Bahkan pembentukan Sarekat Islam (SI) di Surakarta tidak terlepas dari pengaruh
i
asosiasi yang lebih dulu dibuat oleh warga Tionghoa. Pendiri SI, Haji Samanhudi,
pada mulanya adalah anggota Kong Sing, organisasi paguyuban tolong-menolong
orang Tionghoa di Surakarta. Samanhudi juga kemudian membentuk Rekso
Rumekso yaitu Kong Sing-nya orang Jawa.
Pemerintah kolonial Belanda makin kuatir karena Sun Yat Sen
memproklamasikan Republik China, Januari 1912. Organisasi Tionghoa yang pada
mulanya berkecimpung dalam bidang sosial-budaya mulai mengarah kepada politik.
Tujuannya menghapuskan perlakukan diskriminatif terhadap orang-orang Tionghoa
di Hindia Belanda dalam bidang pendidikan, hukum/peradilan, status sipil, beban
pajak, hambatan bergerak dan bertempat tinggal. Dalam rangka pelaksanaan Politik
Etis, pemerintah kolonial berusaha memajukan pendidikan, namun warga Tionghoa
tidak diikutkan dalam program tersebut. Padahal orang Tionghoa membayar pajak
ganda (pajak penghasilan dan pajak kekayaan). Pajak penghasilan diwajibkan
kepada warga pribumi yang bukan petani. Pajak kekayaan (rumah, kuda, kereta,
kendaraan bermotor dan peralatan rumah tangga) dikenakan hanya bagi Orang
Eropa dan Timur Asing (termasuk orang etnis Tionghoa). Hambatan untuk bergerak
dikenakan bagi warga Tionghoa dengan adanya passenstelsel.
Pada waktu terjadinya Sumpah Pemuda, ada beberapa nama dari kelompok
Tionghoa sempat hadir, antara lain Kwee Tiam Hong dan tiga pemuda Tionghoa
lainnya. Sin Po sebagai koran Melayu Tionghoa juga sangat banyak memberikan
sumbangan dalam menyebarkan informasi yang bersifat nasionalis. Pada 1920-an
itu, harian Sin Po memelopori penggunaan kata Indonesia bumiputera sebagai
pengganti kata Belanda inlander di semua penerbitannya. Langkah ini kemudian
diikuti oleh banyak harian lain. Sebagai balas budi, semua pers lokal kemudian
mengganti kata "Tjina" dengan kata Tionghoa. Pada 1931 Liem Koen Hian
mendirikan PTI, Partai Tionghoa Indonesia (dan bukan Partai Tjina Indonesia).

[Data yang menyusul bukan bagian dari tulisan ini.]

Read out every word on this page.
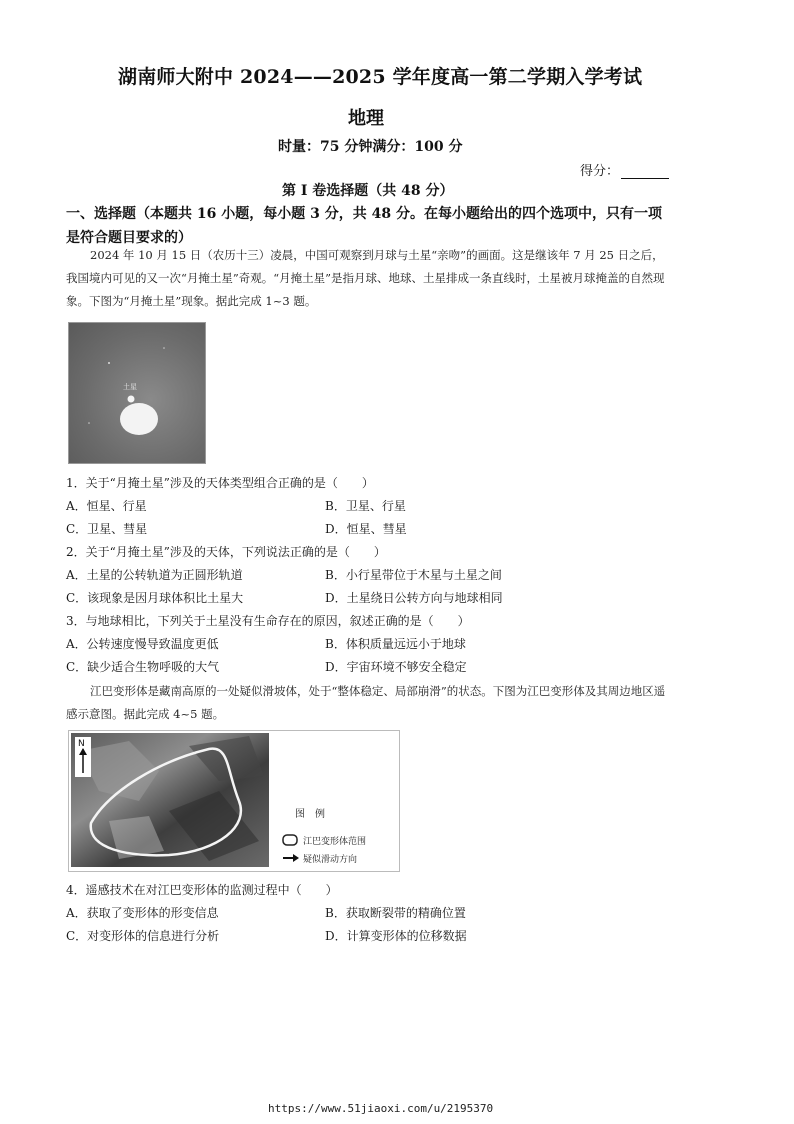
湖南师大附中 2024——2025 学年度高一第二学期入学考试
地理
时量：75 分钟满分：100 分
得分：
第 I 卷选择题（共 48 分）
一、选择题（本题共 16 小题，每小题 3 分，共 48 分。在每小题给出的四个选项中，只有一项是符合题目要求的）
2024 年 10 月 15 日（农历十三）凌晨，中国可观察到月球与土星“亲吻”的画面。这是继该年 7 月 25 日之后，我国境内可见的又一次“月掩土星”奇观。“月掩土星”是指月球、地球、土星排成一条直线时，土星被月球掩盖的自然现象。下图为“月掩土星”现象。据此完成 1~3 题。
土星
1．关于“月掩土星”涉及的天体类型组合正确的是（　　）
A．恒星、行星	B．卫星、行星
C．卫星、彗星	D．恒星、彗星
2．关于“月掩土星”涉及的天体，下列说法正确的是（　　）
A．土星的公转轨道为正圆形轨道	B．小行星带位于木星与土星之间
C．该现象是因月球体积比土星大	D．土星绕日公转方向与地球相同
3．与地球相比，下列关于土星没有生命存在的原因，叙述正确的是（　　）
A．公转速度慢导致温度更低	B．体积质量远远小于地球
C．缺少适合生物呼吸的大气	D．宇宙环境不够安全稳定
江巴变形体是藏南高原的一处疑似滑坡体，处于“整体稳定、局部崩滑”的状态。下图为江巴变形体及其周边地区遥感示意图。据此完成 4~5 题。
N
图　例
江巴变形体范围
疑似滑动方向
4．遥感技术在对江巴变形体的监测过程中（　　）
A．获取了变形体的形变信息	B．获取断裂带的精确位置
C．对变形体的信息进行分析	D．计算变形体的位移数据
https://www.51jiaoxi.com/u/2195370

Pada masa revolusi tahun 1945-an, Mayor John Lie yang menyelundupkan
barang-barang ke Singapura untuk kepentingan pembiayaan Republik. Rumah Djiaw
Kie Siong di Rengasdengklok, dekat Karawang, diambil-alih oleh Tentara Pembela
Tanah Air (PETA), kemudian penghuninya dipindahkan agar Bung Karno dan Bung
Hatta dapat beristirahat setelah "disingkirkan" dari Jakarta pada tanggal 16 Agustus
1945. Di Badan Penyelidik Usaha Persiapan Kemerdekaan (BPUPK) yang
merumuskan UUD'45 terdapat 4 orang Tionghoa yaitu; Liem Koen Hian, Tan Eng
Hoa, Oey Tiang Tjoe, Oey Tjong Hauw, dan di Panitia Persiapan Kemerdekaan
Indonesia (PPKI) terdapat 1 orang Tionghoa yaitu Drs.Yap Tjwan Bing. Liem Koen
Hian yang meninggal dalam status sebagai warganegara asing, sesungguhnya ikut
merancang UUD 1945. Lagu Indonesia Raya yang diciptakan oleh W.R. Supratman,
pun pertama kali dipublikasikan oleh Koran Sin Po.
i
Dalam perjuangan fisik ada beberapa pejuang dari kalangan Tionghoa,
namun nama mereka tidak banyak dicatat dan diberitakan. Salah seorang yang
dikenali ialah Tony Wen, yaitu orang yang terlibat dalam penurunan bendera Belanda
di Hotel Oranye Surabaya.
Pasca Kemerdekaan
Sejarah politik diskriminatif terhadap etnis Tionghoa terus berlangsung pada
era Orde Lama dan Orde Baru. Kerusuhan-kerusuhan yang menimpa etnis Tionghoa
antara lain pembunuhan massal di Jawa 1946-1948, peristiwa rasialis 10 Mei 1963 di
Bandung, 5 Agustus 1973 di Jakarta, Malari 1974 di Jakarta dan Kerusuhan Mei
1998 di beberapa kota besar seperti Jakarta, Medan, Bandung, Solo. Pada Orde
Lama keluar Peraturan Pemerintah No. 10 tahun 1959 yang melarang WNA
Tionghoa untuk berdagang eceran di daerah di luar ibukota provinsi dan kabupaten.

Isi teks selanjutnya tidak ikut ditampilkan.